By Michelle Cain
Feb. 3, 2020
Welcome back to Money Mondays! This month we’ll be highlighting the great work done by the Indiana Department of Natural Resources (DNR). When you think of DNR you most likely think of Indiana’s awesome state parks. But there’s a lot more to DNR.
DNR has 20 divisions all focused around protecting, enhancing, preserving and wisely using Indiana’s natural resources, employing over 1,200 individuals year round in addition to over 1,500 intermittent employees during the recreation season (May through October).
Not all work done is funded by state tax dollars as many federal grants are used. However, many things you enjoy are. Let’s explore those.
Did you know DNR has a law enforcement division tasked with protecting your natural resources? They have over 200 conservation officers that operate 10 law enforcement districts throughout the state.

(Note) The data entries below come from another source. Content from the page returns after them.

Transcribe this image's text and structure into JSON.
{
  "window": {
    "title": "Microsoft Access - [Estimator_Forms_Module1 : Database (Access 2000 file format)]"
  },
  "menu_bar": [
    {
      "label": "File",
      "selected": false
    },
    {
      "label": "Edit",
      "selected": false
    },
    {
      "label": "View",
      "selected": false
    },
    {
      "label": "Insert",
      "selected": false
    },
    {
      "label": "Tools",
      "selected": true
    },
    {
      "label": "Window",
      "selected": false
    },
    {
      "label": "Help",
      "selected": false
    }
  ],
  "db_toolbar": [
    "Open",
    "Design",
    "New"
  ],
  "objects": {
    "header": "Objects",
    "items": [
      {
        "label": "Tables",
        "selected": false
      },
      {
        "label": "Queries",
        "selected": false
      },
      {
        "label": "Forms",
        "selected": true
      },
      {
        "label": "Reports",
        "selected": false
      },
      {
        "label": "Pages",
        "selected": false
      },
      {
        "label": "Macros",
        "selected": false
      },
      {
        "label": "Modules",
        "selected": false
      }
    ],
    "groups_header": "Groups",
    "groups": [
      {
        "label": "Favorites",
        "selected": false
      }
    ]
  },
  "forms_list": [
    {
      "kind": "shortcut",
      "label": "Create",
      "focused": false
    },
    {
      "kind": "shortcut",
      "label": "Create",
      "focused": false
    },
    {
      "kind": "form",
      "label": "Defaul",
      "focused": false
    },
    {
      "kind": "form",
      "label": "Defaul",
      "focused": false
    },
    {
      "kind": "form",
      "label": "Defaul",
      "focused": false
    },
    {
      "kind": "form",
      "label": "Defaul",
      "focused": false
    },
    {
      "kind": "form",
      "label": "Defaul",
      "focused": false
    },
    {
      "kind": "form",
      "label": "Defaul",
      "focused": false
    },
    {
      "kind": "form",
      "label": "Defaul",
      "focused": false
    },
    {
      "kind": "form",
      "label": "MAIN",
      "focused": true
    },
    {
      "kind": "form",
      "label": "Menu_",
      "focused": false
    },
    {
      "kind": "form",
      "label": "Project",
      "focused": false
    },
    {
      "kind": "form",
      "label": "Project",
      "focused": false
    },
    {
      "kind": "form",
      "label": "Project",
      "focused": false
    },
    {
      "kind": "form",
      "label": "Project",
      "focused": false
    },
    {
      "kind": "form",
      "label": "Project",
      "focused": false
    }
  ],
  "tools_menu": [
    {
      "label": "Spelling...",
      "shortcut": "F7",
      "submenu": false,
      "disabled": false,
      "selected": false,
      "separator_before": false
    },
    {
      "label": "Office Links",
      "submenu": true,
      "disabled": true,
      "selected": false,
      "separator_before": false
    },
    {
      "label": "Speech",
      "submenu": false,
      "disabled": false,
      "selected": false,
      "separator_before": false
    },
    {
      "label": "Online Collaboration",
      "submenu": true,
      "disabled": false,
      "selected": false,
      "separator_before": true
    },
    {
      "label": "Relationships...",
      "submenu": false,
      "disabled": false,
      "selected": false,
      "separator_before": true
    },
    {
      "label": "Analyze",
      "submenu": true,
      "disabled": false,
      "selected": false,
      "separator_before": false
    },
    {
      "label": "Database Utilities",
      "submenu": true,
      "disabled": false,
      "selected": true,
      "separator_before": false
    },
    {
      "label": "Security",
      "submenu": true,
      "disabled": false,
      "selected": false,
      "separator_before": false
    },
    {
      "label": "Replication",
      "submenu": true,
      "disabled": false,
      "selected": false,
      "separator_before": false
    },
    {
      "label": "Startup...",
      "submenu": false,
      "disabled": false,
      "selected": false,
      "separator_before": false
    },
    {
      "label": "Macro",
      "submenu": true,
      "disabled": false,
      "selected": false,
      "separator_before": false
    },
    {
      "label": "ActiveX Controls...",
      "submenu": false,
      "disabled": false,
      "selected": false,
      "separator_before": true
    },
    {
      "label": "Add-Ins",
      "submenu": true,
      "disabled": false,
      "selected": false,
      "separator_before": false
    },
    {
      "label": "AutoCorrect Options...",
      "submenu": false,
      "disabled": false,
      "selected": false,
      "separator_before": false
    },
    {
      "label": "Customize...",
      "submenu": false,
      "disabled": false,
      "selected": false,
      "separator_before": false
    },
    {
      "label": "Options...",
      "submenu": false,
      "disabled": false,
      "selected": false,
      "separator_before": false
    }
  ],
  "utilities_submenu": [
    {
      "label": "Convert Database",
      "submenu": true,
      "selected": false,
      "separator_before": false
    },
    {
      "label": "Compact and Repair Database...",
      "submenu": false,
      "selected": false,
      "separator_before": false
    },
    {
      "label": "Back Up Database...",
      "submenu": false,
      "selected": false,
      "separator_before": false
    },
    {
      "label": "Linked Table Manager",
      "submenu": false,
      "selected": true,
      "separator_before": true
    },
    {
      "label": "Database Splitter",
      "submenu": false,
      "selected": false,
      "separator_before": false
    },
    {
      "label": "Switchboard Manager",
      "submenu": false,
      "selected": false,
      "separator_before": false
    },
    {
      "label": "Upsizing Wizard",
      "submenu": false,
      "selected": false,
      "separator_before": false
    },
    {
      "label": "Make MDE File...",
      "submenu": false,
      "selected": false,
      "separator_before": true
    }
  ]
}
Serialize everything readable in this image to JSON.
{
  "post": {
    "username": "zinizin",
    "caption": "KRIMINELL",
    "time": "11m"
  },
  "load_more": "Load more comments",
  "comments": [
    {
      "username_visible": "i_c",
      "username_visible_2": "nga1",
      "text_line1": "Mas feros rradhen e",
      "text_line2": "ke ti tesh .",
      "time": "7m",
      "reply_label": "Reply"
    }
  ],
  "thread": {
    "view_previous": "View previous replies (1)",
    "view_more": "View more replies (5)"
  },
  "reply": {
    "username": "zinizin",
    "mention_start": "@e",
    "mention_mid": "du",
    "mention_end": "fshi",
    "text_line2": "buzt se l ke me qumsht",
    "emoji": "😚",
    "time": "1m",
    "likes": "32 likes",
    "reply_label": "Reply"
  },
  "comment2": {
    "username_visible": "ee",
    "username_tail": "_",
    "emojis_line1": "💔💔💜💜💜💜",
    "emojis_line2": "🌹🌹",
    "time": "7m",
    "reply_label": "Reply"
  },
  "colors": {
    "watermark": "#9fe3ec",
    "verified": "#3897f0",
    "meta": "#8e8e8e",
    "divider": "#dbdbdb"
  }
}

These officers are authorized to enforce all state laws and form the state’s oldest law enforcement agency, keeping you safe while in the woods or on the water.
While State Parks charge entrance fees that fund most of their work, some state tax dollars go to support these properties. If you like hiking, camping, swimming or any other type of outdoor recreation, DNR’s over 30 state parks and recreation areas are the place for you. In fact, it is estimated they host over 17 million visitors each year.
Another less known division is the Division of Water, which regulates the development near Indiana’s lakes and waterways, among its other responsibilities. Want to make sure your well is constructed properly? DNR’s water division does that. They also help local communities develop flood plans, issue permits for the alteration of shorelines, lakes, and rivers, and regulate dams.
One last division to highlight is the Division of Nature Preserves. This DNR division works to preserve natural areas to support endangered, threatened and rare species as well as to provide recreation opportunities for Hoosiers. With nearly 290 nature preserves in Indiana representing over 53,000 acres, this allows a large amount of hiking, bird and wildlife watching and plant identification.